MAPLE- Developed in a Fourier Basis - Simplifying commands After a succession of simplifying commands, I am trying to have a truncated serie Fourier of the expression T3. 
I get this kind of result T33 :
[1] : http://s15.postimg.org/kf2sjvpff/Screen_Shot_2014_12_21_at_14_41_53.png "result"
I would like to know how I can developed T33 in a basis of the form :
$(cos(ul_1+vl_2),sin(kl_1+pl_2))_{u,v,k,p}$.
I don't want to have some omega, Omega in the sinus or cosinus arguments
(I want to "split" each sinus, cosinus functions of T33)
Besides if you have any comment about my code, please tell me ;)
I am very grateful for your help
 A: One way to go about this is via judicious calls to the frontend command.
In the first call to frontend below, explicitly mentioned subexpressions identical in type to cos(l[1]), sin(l[2], etc, are not frozen and so combine. And also in the first call, other terms such as those containing omega and Omega, are frozen and so don't combine.
In the second call to frontend below, I switch the roles of l[1], l[2] and omega[2], Omega[1], etc.
The first frontend call acts on the expanded version of T, in which all the sin & cos function calls have been expand, leaving just those call on individual names, so that the respective freezing (or not) can be leveraged.
T := cos( -l[1] -2*omega[2] +2*Omega[1] -l[2] )
     + sin( -l[1] -2*omega[2] +2*Omega[1] -2*l[2] ):

eT := expand(T):

newT := frontend(combine,[eT],
                 [{`+`,`*`,
                   specfunc({l[1],l[2]},
                            {cos,sin})},
                  {}]):

newesT := frontend(combine,[newT],
                   [{`+`,`*`,
                     'specfunc'({omega[1],omega[2],
                                 Omega[1],Omega[2]},
                                {cos,sin})},
                    {}]):

newesT;

        cos(l[1] + l[2]) cos(2 Omega[1] - 2 omega[2])

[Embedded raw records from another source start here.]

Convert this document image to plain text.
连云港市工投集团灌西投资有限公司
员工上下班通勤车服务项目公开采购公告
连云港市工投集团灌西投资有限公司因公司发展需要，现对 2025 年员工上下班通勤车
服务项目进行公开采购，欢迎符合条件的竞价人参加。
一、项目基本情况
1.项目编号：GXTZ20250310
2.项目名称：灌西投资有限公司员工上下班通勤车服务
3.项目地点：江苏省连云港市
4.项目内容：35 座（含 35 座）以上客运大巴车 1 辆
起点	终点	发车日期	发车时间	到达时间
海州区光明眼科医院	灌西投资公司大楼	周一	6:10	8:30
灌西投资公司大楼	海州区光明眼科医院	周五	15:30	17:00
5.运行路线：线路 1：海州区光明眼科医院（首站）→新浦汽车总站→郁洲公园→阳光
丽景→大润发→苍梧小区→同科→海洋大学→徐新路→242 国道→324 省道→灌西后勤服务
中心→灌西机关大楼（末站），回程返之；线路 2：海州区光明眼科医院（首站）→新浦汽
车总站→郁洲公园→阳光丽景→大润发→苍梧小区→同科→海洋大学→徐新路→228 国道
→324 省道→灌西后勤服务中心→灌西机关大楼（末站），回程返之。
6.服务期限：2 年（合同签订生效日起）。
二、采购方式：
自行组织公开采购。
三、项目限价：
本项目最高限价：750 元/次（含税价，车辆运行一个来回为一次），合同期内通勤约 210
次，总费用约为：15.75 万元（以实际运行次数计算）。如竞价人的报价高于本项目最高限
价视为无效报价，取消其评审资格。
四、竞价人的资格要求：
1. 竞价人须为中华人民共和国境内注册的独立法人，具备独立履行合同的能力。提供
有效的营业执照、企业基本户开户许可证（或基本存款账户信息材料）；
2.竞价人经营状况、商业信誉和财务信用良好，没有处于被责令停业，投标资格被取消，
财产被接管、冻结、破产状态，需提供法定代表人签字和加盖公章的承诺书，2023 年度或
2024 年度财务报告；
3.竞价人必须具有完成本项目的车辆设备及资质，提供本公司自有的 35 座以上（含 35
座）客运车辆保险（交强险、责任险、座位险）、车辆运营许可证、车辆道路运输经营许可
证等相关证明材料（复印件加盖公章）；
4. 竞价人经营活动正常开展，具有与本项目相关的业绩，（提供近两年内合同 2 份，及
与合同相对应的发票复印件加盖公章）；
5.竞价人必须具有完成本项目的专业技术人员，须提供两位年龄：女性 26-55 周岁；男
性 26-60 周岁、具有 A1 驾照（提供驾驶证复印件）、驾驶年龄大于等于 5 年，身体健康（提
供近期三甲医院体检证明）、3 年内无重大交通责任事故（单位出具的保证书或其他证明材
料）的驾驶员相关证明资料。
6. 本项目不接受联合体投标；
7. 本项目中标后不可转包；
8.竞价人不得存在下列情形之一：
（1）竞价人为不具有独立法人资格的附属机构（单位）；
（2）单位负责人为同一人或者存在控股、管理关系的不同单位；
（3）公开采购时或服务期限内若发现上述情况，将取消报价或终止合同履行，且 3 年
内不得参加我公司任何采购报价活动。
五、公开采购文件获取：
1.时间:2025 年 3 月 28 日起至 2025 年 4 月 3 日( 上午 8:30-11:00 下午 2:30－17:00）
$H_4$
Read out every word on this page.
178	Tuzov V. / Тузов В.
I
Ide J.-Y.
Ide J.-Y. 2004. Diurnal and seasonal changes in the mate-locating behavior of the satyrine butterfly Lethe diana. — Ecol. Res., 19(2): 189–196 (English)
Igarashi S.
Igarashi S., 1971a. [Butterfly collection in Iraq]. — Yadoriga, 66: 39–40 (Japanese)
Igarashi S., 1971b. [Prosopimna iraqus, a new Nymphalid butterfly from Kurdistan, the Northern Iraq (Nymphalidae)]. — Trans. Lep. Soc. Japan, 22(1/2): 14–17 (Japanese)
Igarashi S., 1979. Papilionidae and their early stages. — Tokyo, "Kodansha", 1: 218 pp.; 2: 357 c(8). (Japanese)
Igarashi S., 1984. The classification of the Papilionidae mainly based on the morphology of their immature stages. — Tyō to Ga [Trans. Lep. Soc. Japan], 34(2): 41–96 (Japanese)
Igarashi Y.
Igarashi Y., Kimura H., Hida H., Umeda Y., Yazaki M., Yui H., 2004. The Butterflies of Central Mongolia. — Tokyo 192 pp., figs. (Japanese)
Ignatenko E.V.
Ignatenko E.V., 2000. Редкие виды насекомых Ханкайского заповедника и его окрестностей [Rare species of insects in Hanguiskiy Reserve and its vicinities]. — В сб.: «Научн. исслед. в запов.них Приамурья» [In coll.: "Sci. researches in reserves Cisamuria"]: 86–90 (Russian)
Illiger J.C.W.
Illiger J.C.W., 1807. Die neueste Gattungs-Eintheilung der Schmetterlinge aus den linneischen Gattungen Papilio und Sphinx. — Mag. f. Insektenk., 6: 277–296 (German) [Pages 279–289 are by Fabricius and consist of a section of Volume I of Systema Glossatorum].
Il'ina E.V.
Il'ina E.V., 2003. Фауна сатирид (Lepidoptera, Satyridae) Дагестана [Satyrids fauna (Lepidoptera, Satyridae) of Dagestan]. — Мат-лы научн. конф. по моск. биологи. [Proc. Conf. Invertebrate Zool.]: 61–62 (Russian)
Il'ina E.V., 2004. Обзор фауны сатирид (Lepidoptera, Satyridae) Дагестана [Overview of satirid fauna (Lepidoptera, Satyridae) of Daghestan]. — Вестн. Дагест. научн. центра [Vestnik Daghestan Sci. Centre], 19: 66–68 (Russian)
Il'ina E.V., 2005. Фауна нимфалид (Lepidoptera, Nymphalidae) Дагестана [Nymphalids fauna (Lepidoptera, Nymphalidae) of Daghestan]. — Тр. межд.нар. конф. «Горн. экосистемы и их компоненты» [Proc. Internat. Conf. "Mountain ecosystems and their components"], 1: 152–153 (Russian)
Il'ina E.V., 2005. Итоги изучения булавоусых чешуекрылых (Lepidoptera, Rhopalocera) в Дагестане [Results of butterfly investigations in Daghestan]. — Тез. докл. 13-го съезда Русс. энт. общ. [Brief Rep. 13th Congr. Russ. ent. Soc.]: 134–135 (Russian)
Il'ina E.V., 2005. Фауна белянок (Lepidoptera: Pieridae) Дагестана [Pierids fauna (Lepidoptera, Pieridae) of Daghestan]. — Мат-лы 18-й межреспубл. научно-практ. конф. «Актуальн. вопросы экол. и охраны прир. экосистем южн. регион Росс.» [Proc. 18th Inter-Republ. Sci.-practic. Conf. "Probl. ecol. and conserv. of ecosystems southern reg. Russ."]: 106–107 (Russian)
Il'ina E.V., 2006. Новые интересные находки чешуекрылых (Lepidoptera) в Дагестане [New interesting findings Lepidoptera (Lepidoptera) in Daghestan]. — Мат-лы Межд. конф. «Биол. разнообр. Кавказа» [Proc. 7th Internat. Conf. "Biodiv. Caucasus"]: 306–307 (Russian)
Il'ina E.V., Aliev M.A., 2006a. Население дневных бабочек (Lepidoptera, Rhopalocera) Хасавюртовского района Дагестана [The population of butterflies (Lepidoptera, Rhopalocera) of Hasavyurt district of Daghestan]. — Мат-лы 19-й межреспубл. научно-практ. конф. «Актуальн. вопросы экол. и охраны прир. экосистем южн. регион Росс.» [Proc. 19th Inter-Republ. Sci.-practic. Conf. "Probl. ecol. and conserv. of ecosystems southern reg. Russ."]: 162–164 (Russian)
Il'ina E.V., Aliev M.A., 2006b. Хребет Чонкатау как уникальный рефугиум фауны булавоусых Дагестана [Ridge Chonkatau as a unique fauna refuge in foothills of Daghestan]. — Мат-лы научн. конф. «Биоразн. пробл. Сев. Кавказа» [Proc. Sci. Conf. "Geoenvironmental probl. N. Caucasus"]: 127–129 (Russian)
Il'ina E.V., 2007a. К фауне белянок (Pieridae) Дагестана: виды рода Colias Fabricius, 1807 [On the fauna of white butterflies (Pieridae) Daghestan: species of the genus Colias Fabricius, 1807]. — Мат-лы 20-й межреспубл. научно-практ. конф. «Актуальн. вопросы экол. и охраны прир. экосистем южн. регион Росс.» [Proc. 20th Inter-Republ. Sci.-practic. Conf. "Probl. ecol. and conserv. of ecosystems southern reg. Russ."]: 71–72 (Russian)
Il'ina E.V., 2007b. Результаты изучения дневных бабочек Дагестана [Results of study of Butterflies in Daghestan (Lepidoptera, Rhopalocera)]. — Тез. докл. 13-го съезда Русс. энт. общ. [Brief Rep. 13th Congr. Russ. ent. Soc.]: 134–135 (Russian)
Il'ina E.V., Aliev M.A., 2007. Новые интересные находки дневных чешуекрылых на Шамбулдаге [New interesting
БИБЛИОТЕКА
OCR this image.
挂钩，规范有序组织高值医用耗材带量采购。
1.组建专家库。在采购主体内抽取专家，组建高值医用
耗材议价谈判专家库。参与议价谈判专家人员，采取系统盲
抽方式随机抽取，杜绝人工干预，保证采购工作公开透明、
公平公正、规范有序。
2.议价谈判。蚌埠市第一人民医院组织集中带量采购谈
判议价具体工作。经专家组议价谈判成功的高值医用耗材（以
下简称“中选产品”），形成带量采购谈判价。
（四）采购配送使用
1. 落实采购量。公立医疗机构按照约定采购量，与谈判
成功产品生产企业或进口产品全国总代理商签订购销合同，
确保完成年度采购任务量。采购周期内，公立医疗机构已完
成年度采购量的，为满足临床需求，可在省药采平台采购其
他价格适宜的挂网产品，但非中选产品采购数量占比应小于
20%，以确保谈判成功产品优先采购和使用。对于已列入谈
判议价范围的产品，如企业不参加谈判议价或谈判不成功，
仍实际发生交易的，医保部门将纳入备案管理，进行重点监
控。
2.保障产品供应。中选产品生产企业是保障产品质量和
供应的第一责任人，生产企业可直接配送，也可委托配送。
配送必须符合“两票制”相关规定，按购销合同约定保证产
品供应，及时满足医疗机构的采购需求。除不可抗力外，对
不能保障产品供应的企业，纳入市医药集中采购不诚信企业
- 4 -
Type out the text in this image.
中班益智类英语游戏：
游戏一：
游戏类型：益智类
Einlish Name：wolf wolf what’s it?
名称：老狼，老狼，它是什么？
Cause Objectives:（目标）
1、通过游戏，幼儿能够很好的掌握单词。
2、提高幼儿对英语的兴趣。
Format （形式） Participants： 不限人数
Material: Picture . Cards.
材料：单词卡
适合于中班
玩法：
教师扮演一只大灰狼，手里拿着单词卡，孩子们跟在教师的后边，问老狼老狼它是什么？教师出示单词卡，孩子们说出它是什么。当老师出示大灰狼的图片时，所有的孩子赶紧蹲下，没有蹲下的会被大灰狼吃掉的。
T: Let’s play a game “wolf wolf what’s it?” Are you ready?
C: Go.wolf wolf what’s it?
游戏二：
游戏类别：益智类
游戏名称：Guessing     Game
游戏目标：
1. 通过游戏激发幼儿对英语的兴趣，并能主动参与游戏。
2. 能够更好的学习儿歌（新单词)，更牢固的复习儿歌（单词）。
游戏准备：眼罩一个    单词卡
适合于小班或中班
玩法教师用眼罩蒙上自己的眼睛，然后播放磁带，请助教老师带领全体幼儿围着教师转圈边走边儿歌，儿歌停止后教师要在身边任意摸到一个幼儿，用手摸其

           + sin(l[1] + l[2]) sin(2 Omega[1] - 2 omega[2])

           - sin(2 l[2] + l[1]) cos(2 Omega[1] - 2 omega[2])

           + cos(2 l[2] + l[1]) sin(2 Omega[1] - 2 omega[2])

There are other ways to get similar effects. I wouldn't be surprised if applyrule might also be able to get there, with some ingenious rule. Or you could freeze and thaw terms explicitly, rather than try and juggle that via frontend.
By the way, it's very awkward to have to type in your code, based upon an image. Your code is just plaintext 1D Maple Notation, so you could have inserted it directly here (4 spaces indentation to get a code block). And you forgot to provide the values for some of the names used in your code (you could have first lprinted them in Maple). Hence I have to cook up what I hope is a helpful example for you.